Teaching your young child manners

As parents, it is our job to ensure that our children grow up knowing and practising good manners. It is not always the easiest thing to instil – especially in young toddlers. From birth onwards, it is a child’s instinct to be somewhat selfish in order to self-preserve. Often, from one to two years old, you will find children playing alongside each other as opposed to with each other. It is our responsibility to encourage them to play with each other, share and have good manners. But how do we go about it? The experts say there are three main ways to instill manners from a young age.

The first is to practise what you preach. From a few months old, babies are already very aware of their parents. As they start growing, they look to you for the ways in which they should be communicating and acting. If they continuously witness mom and dad being courteous, empathetic and aware of others, they will be more inclined to act the same way.

The second tool can be used from around one year of age. Remind your child to use their magic words. Repetition is the key here. Reminding them to say please, thank you and hello are the initial steps in teaching them good manners. As their communication skills develop, so will their amount of magic words.

The third method is to make sure they are around other people or children on a regular basis. Not only will this let them see you using your manners in real life, but it will get them used to company and using magic words themselves. A social setting such as a Toptots class is a great way to introduce your baby or young toddler to the ways in which they should interact with each other.

Some important things to remember when teaching manners:

  • If your young toddler is playing with a toy and another child cries for it, you do not have to insist that your child gives up the toy in order to teach them to share. Try saying

“Please will you give *Sarah a chance to play with the toy when you are done playing?”

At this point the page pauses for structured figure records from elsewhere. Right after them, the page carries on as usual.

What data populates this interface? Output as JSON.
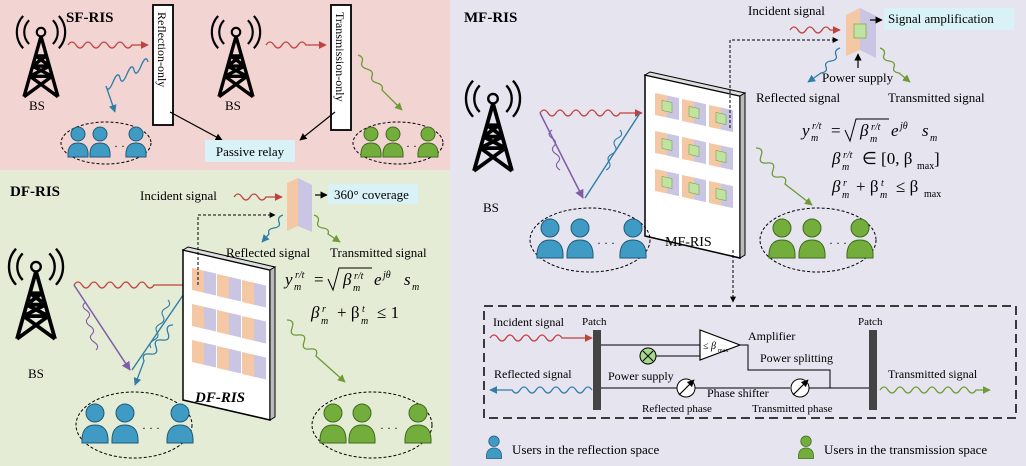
{
  "panels": {
    "sf": {
      "title": "SF-RIS",
      "bs_label": "BS",
      "reflection_only": "Reflection-only",
      "transmission_only": "Transmission-only",
      "passive_relay": "Passive relay",
      "dots": "· · ·"
    },
    "df": {
      "title": "DF-RIS",
      "bs_label": "BS",
      "incident_signal": "Incident signal",
      "coverage": "360° coverage",
      "reflected_signal": "Reflected signal",
      "transmitted_signal": "Transmitted signal",
      "surface_label": "DF-RIS",
      "eq1": "y_m^{r/t} = sqrt(β_m^{r/t}) e^{jθ_m^{r/t}} s_m",
      "eq2": "β_m^r + β_m^t ≤ 1",
      "dots": "· · ·"
    },
    "mf": {
      "title": "MF-RIS",
      "bs_label": "BS",
      "incident_signal": "Incident signal",
      "signal_amplification": "Signal amplification",
      "power_supply": "Power supply",
      "reflected_signal": "Reflected signal",
      "transmitted_signal": "Transmitted signal",
      "surface_label": "MF-RIS",
      "eq1": "y_m^{r/t} = sqrt(β_m^{r/t}) e^{jθ_m^{r/t}} s_m",
      "eq2": "β_m^{r/t} ∈ [0, β_max]",
      "eq3": "β_m^r + β_m^t ≤ β_max",
      "dots": "· · ·",
      "detail": {
        "incident_signal": "Incident signal",
        "patch_left": "Patch",
        "patch_right": "Patch",
        "amplifier": "Amplifier",
        "amp_symbol": "≤ β",
        "amp_sub": "max",
        "power_splitting": "Power splitting",
        "power_supply": "Power supply",
        "phase_shifter": "Phase shifter",
        "reflected_signal": "Reflected signal",
        "transmitted_signal": "Transmitted signal",
        "reflected_phase": "Reflected phase",
        "transmitted_phase": "Transmitted phase"
      }
    }
  },
  "legend": {
    "reflection": "Users in the reflection space",
    "transmission": "Users in the transmission space"
  },
  "colors": {
    "sf_bg": "#f2d4d2",
    "df_bg": "#e5ecd6",
    "mf_bg": "#e6e4ef",
    "incident": "#c0403a",
    "reflected": "#2e7ea6",
    "transmitted": "#6f9a38",
    "triangle": "#7e5ca7",
    "user_blue": "#3f9bc4",
    "user_green": "#73ad3c",
    "cyan_box": "#d9f2f7"
  }
}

  • This teaches them the concept of sharing, but also how to set boundaries for themselves.
  • Manners are not physical. Many parents find it rude that their child does not hug or kiss a family member. Or perhaps a bit embarrassed when their child refuses to return a greeting to the lady they don’t know at the shops. We can’t teach our children about respecting their own bodies and space, or about ‘stranger danger’, and then expect them to do the above-mentioned things as well. Your child has a right to say no, you can just give them the tools to do that in a respectful way. If they don’t want to hug a family member, encourage them to wave or high-five instead. The granny at the shops that says hello to them? You can say hello for them.
  • Be patient. Children are naturally self-centred, so you need to give them the time and space to put what you have taught them into practise. Give them a chance to say their magic words before you jump in and remind them right away. If they forget or come across rude, try explaining to them why this is the case in a calm manner.